Thursday, October 4, 2007
No 177: One Nation Under A Groove
Album: One Nation Under a Groove
Why Rolling Stone gets it right: A loose concept album (at least the beginning of the record follows it) about the "United Funk of Funkadelica," George Clinton's outfit recount some sort of national anthem album for this new funky nation.
Why Rolling Stone gets it wrong: The first appearance P-Funk should be higher than 177.
Best song: "Who Says a Funk Band Can't Play Rock?" and the title track are great songs.
Worst song: The scatalogical "Promentalshitbackwashpsychosis Enema Squad (The Doo-Doo Chasers)" is kind of gross and really goes nowhere.
Is it awesome?: It's pretty great. "Maggot Brain" is probably better.
The various George Clinton outfits are pretty important, in the grand scheme of things and should be higher than 177. That's pretty much a given.

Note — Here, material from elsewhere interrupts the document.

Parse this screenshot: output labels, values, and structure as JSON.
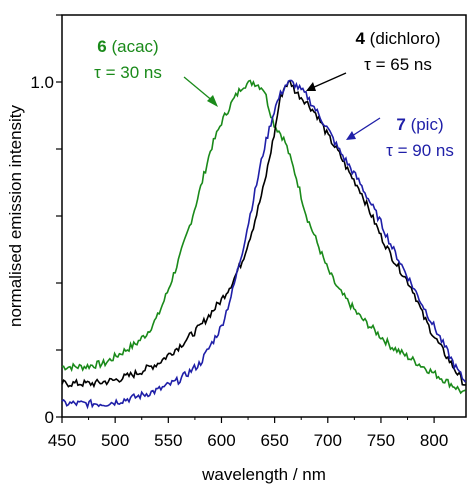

Is "One Nation Under A Groove?" the pinnacle of that stuff? I'd say no, considering Parliament's "Chocolate City," "Up For The Down Stroke" and especially "Mothership Connection," not to mention Funkadelic's "Maggot Brain." Still, it's a wonderful record with only one issue (the grossness of "Promentalshitbackwashpsychosis Enema Squad (The Doo-Doo Chasers)").
The concept of the beginning of the album -- that Funkadelic is going to make a new country where everyone dances is probably the inspiration for the fantastic Onion story. As the record goes on, it wears a little, but still, it's a fine album.
What's striking about the record is the layering of sounds. In addition to the standard guitar/bass/drums combination, Funkadelic uses a sharp Moog to give the record its spacey sound, as well as slight horns and what appear to be found sounds. Whistles hit the 1s and 3s and Clinton croons as his backup singers hit the hooks.
Again, it's not the best of the P-Funk discography; "Mothership Connection" or "Maggot Brain" should probably be higher. Still, it's George Clinton. Did he do anything wrong in the 1970s?